Guy Pearce stares into the eye of the tiger not once but twice in this polished but cloying tale of two tiger cubs separated in the jungle and then reunited as full-grown adults. Pearce plays a pith-helmeted British adventurer in early 20th century Cambodia who befriends one of the cubs, Koumal, and inadvertently packs him off to the circus. Meanwhile, the son of the local French governor adopts his brother Sangha. Will the two brothers survive their captivity? And will they ever be reunited?
French director Jean-Jacques Annaud (Enemy At The Gates) delivers all the "ohs" and "ahs" of a Disney family picture in this reworking of The Incredible Journey and Annaud's previous slice of animal magic, The Bear. The tiger cubs don't speak, but they're anthropomorphised enough to be real characters: Koumal has his spirit crushed by the brutality of the circus, while Sangha is turned into a ferocious fighter before being forced into the ring to battle his own brother.
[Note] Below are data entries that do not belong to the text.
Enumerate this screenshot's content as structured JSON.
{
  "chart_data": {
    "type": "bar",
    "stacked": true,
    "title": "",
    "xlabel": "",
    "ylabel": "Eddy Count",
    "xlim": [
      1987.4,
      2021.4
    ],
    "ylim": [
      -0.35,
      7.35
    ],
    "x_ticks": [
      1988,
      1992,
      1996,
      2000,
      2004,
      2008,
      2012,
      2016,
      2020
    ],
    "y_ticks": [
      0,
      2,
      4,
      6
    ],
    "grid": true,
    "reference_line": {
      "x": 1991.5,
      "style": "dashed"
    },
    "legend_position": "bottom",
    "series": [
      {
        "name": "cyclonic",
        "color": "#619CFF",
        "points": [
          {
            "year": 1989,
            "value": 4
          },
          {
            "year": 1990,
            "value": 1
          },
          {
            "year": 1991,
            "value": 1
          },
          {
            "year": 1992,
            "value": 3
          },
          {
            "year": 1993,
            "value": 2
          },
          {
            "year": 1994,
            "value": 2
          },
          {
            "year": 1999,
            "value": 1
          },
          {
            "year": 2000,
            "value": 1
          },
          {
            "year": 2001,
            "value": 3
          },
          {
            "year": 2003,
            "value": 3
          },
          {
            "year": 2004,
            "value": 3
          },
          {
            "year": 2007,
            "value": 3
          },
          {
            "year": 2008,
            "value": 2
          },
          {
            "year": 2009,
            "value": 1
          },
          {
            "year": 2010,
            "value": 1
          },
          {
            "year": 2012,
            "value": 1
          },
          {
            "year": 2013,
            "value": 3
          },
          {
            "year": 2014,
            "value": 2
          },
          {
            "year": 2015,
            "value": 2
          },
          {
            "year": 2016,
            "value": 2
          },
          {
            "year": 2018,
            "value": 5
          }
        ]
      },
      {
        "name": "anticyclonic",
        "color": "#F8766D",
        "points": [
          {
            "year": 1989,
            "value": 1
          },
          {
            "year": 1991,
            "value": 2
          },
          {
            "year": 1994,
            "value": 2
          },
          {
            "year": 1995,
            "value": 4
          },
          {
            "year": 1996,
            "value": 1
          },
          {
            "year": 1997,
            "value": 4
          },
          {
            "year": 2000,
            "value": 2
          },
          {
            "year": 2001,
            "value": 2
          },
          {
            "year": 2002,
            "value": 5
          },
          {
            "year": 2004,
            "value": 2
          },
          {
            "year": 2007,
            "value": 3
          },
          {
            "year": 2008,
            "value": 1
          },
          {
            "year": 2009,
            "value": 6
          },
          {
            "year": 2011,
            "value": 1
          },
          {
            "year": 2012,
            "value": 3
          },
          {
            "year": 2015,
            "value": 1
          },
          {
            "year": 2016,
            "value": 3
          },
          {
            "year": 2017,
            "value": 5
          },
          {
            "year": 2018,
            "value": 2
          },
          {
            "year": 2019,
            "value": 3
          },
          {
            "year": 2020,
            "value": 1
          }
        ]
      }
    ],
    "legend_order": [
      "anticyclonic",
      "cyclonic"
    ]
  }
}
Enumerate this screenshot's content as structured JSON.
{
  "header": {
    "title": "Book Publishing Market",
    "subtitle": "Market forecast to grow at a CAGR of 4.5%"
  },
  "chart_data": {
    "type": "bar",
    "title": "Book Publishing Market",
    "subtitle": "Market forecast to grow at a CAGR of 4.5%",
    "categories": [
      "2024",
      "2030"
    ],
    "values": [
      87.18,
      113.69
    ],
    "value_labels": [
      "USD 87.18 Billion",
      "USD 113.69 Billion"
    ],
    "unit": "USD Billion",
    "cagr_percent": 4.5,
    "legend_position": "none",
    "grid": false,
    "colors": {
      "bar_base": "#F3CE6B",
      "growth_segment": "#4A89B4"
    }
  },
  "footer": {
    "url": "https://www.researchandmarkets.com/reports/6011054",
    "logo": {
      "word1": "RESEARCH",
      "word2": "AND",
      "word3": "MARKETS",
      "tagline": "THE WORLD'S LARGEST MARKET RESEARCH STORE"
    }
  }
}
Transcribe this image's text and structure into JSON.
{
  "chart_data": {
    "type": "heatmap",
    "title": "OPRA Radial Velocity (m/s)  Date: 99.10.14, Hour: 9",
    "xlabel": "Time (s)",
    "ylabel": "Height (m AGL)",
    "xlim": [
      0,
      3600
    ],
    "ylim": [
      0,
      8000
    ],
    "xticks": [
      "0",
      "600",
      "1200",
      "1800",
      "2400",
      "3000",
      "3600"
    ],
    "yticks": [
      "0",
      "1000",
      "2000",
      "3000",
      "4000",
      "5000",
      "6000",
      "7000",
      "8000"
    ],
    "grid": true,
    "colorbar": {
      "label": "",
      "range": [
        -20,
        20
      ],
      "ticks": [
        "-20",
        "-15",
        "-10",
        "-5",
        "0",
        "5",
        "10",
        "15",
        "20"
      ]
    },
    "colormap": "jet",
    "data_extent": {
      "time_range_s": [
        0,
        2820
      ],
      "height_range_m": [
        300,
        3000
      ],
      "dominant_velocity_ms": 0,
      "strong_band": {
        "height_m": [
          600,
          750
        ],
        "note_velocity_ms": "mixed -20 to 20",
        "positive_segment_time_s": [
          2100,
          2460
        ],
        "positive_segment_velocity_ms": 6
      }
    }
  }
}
The technical expertise of getting these tigers to 'act' (particularly without eating anyone) is pretty impressive. Annaud makes the most of framing these magnificent beasts against the lush background of Far Eastern jungles, before moving them into civilisation and pitting them against each other in a gladiatorial tiger fight.
"CONTRIVED AIR OF A DISNEY OUTING"
While Pearce stiffens his upper lip nicely as the ruggedly plummy white man raiding the ruins of Buddhist temples in search of statues, even he struggles to counterbalance the heavy-handed moralising of the script (or the scene in which he's forced to beg the tigers for forgiveness for his imperialist ways). Teaching us that colonialism is bad, environmentalism is good, and that tigers are noble beasts, Annaud never really escapes the contrived air of a Disney outing. Animal-loving kids will think it's lovely, but it's only a mildly diverting time-waster for the rest of us.